Objectpermanentie

Uit Wikipedia, de vrije encyclopedie

Objectpermanentie is het vermogen om een beeld (van een persoon of een object) in het geheugen vast te houden, zonder het te zien. Bij baby's ontwikkelt objectpermanentie zich ongeveer na 7 tot 9 maanden.[1]

Ontwikkeling[bewerken | brontekst bewerken]

Tussen de leeftijd van 7 en 9 maanden oud ontwikkelt een baby objectpermanentie. Voor die tijd werkt het geheugen heel anders: als het kindje iets niet ziet, dan is het er voor het kindje ook niet. Wanneer de objectpermanentie begint te ontwikkelen, zal het kindje beelden van personen of objecten onbewust gaan opslaan in het geheugen. Hierdoor kan hij/zij zich ook als het onderwerp niet fysiek in beeld is nog steeds een voorstelling maken van het onderwerp.[2]
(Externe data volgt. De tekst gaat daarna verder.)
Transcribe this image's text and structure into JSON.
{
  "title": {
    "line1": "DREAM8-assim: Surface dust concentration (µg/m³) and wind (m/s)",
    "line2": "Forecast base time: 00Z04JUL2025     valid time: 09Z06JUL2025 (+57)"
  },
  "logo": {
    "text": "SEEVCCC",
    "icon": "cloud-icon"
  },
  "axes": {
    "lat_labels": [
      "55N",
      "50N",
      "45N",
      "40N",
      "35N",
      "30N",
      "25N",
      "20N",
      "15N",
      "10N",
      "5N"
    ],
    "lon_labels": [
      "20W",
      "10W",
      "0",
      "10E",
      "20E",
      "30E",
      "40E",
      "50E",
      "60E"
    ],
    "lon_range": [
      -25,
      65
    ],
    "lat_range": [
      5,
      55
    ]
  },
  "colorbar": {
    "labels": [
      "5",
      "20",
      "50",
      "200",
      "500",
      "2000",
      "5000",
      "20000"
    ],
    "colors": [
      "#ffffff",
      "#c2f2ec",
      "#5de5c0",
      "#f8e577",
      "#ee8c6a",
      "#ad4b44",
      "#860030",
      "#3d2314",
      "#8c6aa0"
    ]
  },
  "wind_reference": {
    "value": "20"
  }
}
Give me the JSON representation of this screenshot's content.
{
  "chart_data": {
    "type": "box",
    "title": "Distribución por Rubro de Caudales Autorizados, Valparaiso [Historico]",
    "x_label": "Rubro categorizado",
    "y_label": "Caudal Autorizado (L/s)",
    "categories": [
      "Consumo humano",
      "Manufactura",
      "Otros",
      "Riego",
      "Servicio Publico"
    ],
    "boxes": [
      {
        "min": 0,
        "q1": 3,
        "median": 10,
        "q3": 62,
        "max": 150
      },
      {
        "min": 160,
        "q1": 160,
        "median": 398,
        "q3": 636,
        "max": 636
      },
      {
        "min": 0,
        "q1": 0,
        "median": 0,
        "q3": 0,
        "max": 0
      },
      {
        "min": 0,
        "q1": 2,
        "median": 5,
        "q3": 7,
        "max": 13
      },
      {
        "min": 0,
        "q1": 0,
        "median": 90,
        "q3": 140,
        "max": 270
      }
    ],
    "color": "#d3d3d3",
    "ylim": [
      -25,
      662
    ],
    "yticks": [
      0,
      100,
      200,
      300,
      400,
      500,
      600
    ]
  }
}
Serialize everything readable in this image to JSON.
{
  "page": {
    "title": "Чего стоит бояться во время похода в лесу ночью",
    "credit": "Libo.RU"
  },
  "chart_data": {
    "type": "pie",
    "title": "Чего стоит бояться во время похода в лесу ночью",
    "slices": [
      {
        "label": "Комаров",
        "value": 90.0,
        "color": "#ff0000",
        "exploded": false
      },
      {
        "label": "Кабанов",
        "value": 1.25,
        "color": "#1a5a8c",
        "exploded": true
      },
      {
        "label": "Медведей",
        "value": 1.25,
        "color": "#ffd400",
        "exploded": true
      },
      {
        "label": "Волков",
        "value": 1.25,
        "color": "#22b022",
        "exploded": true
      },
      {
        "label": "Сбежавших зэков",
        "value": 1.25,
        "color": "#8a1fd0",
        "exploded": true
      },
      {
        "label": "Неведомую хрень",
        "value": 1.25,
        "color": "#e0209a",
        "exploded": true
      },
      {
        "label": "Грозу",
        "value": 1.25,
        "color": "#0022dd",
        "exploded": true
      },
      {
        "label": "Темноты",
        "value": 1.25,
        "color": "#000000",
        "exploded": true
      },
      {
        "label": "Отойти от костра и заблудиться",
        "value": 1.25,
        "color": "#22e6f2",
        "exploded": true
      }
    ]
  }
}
Een manier om de objectpermanentie te testen is de A-niet-B-taak van Jean Piaget. De tester toont speelgoed aan het kind en verstopt het achter zijn hand of onder een doek. Kinderen van 8 tot 12 maanden komen volgens Piaget in substadium 4 van de sensomotorische fase. Ze kunnen het object vinden door twee schema’s te coördineren: het voorwerp opzijschuiven en het voorwerp grijpen. Het vinden van verstopte voorwerpen toont aan dat de kinderen de objectpermanentie ontwikkelen. Ze zien in dat voorwerpen blijven bestaan als ze uit zicht zijn. Als de baby enkele keren hetzelfde voorwerp van dezelfde (verstopte) plaats genomen heeft (A), en het dan naar een andere plaats verstopt ziet worden (B), zal het kind het voorwerp toch nog steeds op de oorspronkelijke plaats blijven zoeken (A). Dit heet de A-niet-B-fout. Kinderen van 12 tot 18 maanden, in substadium 5, zullen verstopt speelgoed op verschillende plaatsen zoeken. Kinderen van 18 tot 24 maanden, in substadium 6, zoeken het speelgoed waar het verstopt is.[3]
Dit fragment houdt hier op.